Bharat Biotech said it had submitted data from the Phase 2/3 clinical trials in the 2-18 years age group for Covaxin (BBV152) to the Central Drugs Standard Control Organisation (CDSCO), that the data had been thoroughly reviewed by the CDSCO and SEC, and that they provided their positive recommendations.

The vaccine Subject Expert Committee (SEC) on Tuesday recommended granting of emergency use authorisation (EUA) for vaccine maker Bharat Biotech’s Covid-19-vaccine, Covaxin, for children in the 2-18 years age group. The SEC has recommended this to the Drugs Controller General of India (DCGI), which will approve the EUA. This is the second vaccine approved for children. Earlier, Zydus-Cadila had received EUA for administering their ZyCov-D Covid-19 vaccine for children in the 12 to 18 years group. Covaxin is the first vaccine in the country for children below 12 years.

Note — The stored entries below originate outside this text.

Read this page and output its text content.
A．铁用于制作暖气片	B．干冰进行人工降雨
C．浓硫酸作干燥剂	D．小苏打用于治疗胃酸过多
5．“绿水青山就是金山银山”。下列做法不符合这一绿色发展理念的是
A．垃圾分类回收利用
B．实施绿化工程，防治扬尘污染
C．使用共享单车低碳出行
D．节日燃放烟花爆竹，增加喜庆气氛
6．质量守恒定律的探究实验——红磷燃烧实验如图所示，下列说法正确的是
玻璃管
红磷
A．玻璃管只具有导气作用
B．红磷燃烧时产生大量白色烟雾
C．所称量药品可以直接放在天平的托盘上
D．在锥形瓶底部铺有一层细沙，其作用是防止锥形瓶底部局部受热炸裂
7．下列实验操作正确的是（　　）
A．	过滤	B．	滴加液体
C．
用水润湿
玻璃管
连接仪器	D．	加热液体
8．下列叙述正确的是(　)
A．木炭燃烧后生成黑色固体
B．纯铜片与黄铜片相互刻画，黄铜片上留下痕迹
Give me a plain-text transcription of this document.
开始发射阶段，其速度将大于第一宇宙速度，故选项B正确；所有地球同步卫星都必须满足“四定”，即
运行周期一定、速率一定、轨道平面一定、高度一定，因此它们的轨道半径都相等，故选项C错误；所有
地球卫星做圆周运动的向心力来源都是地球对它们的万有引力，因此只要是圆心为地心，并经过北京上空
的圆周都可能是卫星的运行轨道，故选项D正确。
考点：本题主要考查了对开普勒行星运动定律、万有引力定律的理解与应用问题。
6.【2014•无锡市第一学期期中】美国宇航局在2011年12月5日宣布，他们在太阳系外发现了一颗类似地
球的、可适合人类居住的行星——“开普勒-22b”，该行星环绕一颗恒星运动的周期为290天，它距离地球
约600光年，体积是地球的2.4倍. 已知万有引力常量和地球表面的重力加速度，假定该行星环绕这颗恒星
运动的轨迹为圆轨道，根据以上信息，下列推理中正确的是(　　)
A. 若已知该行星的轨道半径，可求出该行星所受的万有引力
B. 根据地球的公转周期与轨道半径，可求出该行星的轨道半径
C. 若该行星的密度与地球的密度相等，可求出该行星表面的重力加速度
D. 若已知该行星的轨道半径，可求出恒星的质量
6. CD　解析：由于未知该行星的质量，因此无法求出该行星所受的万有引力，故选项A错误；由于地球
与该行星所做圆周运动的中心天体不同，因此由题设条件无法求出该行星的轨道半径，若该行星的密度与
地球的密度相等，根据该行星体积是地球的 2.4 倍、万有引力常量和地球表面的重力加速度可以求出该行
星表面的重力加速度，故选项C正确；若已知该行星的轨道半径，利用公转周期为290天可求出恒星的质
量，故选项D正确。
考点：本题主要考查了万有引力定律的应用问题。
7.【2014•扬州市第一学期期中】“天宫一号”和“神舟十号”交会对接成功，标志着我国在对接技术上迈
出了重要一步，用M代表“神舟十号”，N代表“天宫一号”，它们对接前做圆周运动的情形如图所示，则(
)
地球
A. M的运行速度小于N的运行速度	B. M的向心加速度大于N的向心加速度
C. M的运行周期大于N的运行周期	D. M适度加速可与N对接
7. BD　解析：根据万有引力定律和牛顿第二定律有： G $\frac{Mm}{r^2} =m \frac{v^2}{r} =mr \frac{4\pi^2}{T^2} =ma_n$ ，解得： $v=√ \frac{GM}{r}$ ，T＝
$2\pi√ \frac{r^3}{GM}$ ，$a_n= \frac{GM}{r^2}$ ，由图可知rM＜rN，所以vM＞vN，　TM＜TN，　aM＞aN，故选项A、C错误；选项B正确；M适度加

Bharat Biotech said it had submitted data from the Phase 2/3 clinical trials in the 2-18 years age group for Covaxin (BBV152) to the Central Drugs Standard Control Organisation (CDSCO), that the data had been thoroughly reviewed by the CDSCO and SEC, and that they provided their positive recommendations. “We now await further regulatory approvals from the CDSCO prior to product launch and market availability of Covaxin for children,” a Bharat Biotech statement said.

This was one of the first approvals worldwide for Covid-19 vaccines for the 2-18 years age group. Bharat Biotech thanked the DCGI, SEC and CDSCO for expediting the review process. The company would be continuing the study, submit a risk management plan and provide data with analysis every 15 days.